Bahkan dalam masa Pembatasan Sosial Berskala Besar (PSBB), Boy mengatakan bisnis Adaro tetap bisa berjalan karena pertambangan termasuk dalam sektor bisnis yang dikecualikan.Boy mengklaim penjualan Adaro hingga kuartal I 2020 masih sesuai target.
“Adaro sendiri kami harus bersyukur paling tidak kondisi seperti ini penjualan, operasional masih berjalan dengan baik,” ungkap Boy dalam konferensi pers virtual, Selasa (12/5).
Boy mengatakan di tengah kondisi pandemi, dirinya justru bisa menilai bahwa strategi yang diterapkan oleh Adaro selama ini ternyata cukup tepat. Salah satunya dalam hal penjualan. Adaro tidak tergantung pada satu pasar tertentu. Pembeli batu bara Adaro tersebar di seluruh dunia. Boy mencontohkan, salah satu customer Adaro adalah India. Sayangnya, beberapa waktu lalu India menerapkan lockdown sehingga penjualan ke negara tersebut terganggu.

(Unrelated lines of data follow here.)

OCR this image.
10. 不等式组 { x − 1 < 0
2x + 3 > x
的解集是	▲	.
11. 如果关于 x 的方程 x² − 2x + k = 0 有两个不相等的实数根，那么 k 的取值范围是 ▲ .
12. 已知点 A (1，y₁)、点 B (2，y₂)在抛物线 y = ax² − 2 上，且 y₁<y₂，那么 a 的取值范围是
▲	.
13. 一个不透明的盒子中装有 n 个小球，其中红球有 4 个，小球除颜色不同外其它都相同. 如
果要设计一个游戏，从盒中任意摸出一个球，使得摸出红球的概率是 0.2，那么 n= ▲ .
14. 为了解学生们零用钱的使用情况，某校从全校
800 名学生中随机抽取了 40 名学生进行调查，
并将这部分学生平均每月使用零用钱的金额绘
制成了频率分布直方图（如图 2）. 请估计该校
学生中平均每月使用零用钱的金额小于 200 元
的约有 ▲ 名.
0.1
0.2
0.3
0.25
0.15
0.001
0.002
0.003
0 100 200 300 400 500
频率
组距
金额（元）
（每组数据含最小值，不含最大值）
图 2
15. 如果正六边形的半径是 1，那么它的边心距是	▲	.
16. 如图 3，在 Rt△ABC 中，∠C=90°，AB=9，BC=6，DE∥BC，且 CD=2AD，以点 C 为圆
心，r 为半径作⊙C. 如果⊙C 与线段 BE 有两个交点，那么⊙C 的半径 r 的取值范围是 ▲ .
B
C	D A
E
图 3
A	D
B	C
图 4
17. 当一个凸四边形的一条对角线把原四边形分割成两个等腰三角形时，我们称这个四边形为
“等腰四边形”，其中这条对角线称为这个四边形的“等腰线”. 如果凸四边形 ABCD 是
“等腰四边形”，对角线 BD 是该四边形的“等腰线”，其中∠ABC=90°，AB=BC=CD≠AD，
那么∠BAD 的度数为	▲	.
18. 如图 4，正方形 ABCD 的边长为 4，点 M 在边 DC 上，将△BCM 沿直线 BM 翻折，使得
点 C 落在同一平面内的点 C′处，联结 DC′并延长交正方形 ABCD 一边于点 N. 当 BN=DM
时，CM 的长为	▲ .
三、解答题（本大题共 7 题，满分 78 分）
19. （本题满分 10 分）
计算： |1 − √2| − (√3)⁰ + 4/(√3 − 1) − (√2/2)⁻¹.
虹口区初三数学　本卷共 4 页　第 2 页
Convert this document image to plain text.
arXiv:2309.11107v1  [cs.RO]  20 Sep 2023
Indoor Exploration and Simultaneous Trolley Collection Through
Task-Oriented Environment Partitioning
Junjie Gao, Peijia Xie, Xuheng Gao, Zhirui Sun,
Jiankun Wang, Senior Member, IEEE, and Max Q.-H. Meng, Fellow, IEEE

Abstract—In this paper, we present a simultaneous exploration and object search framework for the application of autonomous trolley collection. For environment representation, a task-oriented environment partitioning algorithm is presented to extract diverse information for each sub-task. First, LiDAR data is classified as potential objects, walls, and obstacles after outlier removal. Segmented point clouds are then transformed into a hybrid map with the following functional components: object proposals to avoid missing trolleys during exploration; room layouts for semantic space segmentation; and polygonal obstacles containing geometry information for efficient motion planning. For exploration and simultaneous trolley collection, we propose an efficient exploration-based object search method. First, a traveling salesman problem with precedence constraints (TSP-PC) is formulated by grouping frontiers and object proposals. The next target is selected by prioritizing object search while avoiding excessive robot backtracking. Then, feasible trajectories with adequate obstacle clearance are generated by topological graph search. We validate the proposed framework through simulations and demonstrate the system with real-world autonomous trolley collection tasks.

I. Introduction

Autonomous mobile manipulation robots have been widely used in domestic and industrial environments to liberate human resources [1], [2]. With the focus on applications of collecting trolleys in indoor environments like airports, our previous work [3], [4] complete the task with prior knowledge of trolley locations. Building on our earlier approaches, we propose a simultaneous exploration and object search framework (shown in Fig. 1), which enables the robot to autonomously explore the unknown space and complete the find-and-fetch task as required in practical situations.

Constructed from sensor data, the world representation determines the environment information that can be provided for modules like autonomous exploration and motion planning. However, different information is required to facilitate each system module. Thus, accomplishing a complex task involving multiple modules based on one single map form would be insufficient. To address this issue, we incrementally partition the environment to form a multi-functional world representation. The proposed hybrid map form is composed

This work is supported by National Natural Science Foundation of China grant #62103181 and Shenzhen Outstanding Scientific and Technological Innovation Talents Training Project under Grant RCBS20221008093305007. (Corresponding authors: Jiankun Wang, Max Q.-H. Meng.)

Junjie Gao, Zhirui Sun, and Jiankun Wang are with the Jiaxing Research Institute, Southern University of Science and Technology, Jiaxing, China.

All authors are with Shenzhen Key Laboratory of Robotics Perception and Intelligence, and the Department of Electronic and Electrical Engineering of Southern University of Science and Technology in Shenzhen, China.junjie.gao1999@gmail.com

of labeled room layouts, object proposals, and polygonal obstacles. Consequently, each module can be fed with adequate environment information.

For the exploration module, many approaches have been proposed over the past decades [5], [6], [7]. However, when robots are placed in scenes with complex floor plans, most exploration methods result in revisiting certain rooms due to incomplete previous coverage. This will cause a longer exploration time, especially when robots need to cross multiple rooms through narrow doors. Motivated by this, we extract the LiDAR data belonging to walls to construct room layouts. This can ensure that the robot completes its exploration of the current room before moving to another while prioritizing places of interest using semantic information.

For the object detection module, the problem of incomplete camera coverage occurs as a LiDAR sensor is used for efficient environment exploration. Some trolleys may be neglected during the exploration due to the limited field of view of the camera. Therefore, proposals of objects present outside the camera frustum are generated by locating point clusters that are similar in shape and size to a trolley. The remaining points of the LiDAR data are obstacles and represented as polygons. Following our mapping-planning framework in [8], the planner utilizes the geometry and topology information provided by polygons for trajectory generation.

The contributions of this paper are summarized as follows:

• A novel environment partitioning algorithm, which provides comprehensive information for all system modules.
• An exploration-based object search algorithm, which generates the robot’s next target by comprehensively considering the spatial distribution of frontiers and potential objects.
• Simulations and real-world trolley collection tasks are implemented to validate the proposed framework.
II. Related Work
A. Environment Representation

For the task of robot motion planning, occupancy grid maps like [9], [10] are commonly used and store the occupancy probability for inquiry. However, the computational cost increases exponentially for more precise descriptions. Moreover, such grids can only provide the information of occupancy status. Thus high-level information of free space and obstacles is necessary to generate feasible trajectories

Namun porsi penjualan ke India tidak dominan, hanya berkisar 13 persen dari keseluruhan penjualan Adaro. Begitu juga dengan China yang aksesnya sempat terhambat. Adapun porsi penjualan Adaro ke China tercatat sebesar 15 persen. Menurut Boy, tersendatnya penjualan ke kedua negara tersebut tak terlalu jadi masalah. Sebab Adaro bisa mengalihkan penjualan ke negara lain.
“Ya kembali kita bersyukur karena kita punya customer bluechip dan tersebar di seluruh dunia. Kita enggak tergantung satu market. Memang terakhir ini India lockdown sehingga ada penurunan di pasar India. Tapi karena market Adaro tersebar, jadi masih bisa mengalihkan,” ujarnya.
Dengan strategi tersebut, Boy mengklaim, penjualan Adaro pada kuartal I 2020 masih positif. Demikian pula dengan produksi yang disebut masih sesuai rencana. Sayangnya Boy enggan merinci jumlah penjualan pada kuartal I 2020.
“Produksi dan penjualan kuartal I masih oke. Nanti satu atau dua minggu ke depan akan dirilis angkanya,” ujar Boy.
Dengan performa yang masih positif, Boy juga memastikan tidak ada PHK yang terjadi di Adaro. Bahkan gaji serta THR bakal dibayar full. “Saya selalu bilang ke karyawan saya bersyukur banget sampe saat ini masih berjalan baik. Operasional masih jalan baik. Enggak ada PHK, THR masih jalan. Gaji masih full,” tandasnya.
Tahun ini Adaro mematok target produksi batu bara sekitar 54-58 juta ton. Target tersebut sedikit melampaui target tahun 2019 yang ada di kisaran 54 juta-56 juta ton. Sedangkan realisasi produksi batubara ADRO sepanjang 2019 mencapai 58,03 juta ton alias tumbuh 7,38 persen (yoy) dibandingkan capaian tahun sebelumnya sebesar 54,04 juta ton.